By the time Dara comes home, I’ve done most of the prep work, cleaned my dishes, and am able to display some level of composure. The hard part is over, but I’m still sort of scared. She comments on how amazing the apartment smells, which gives me a small boost of confidence, especially coming from her. We have an hour before the guests arrive. Together, we set the table with a blue-and-white-toile tablecloth and a large vase of sprouting sunflowers. We light a few unscented candles and talk about what’s been going on. As overexteneded as her own life is, Dara is the first person to help her straggler-artsy friends find apartments, land jobs, and get laid. She hands me a set of all her keys—to the house, Mini Cooper, and bike lock, as well as the membership card to the studio where she practices yoga, which she advocates that I use whenever I want. She also wants to fix me up. This is Dara’s way of showing love, and as always, I am touched.

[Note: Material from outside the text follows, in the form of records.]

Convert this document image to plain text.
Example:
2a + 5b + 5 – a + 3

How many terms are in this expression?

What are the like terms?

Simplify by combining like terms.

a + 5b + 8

I tell her I don’t want to meet guys while I’m in town, and please not to push it. This is not a matter of morality; in theory, I am not above a little indiscretion (a hot kiss from a dark stranger, some meaningless sex) while Chef and I are summering in the gray. What’s wrong with a steamy one-night stand after all the hell I’ve been through? In fact, I would feel very cool acting all Parisian and polyamorous, lifting my flowery frocks high up above my head. I’m just not in the mood. Orgies of avocados, cherry tomatoes, and toasted pine nuts are all I want to fantasize about for now.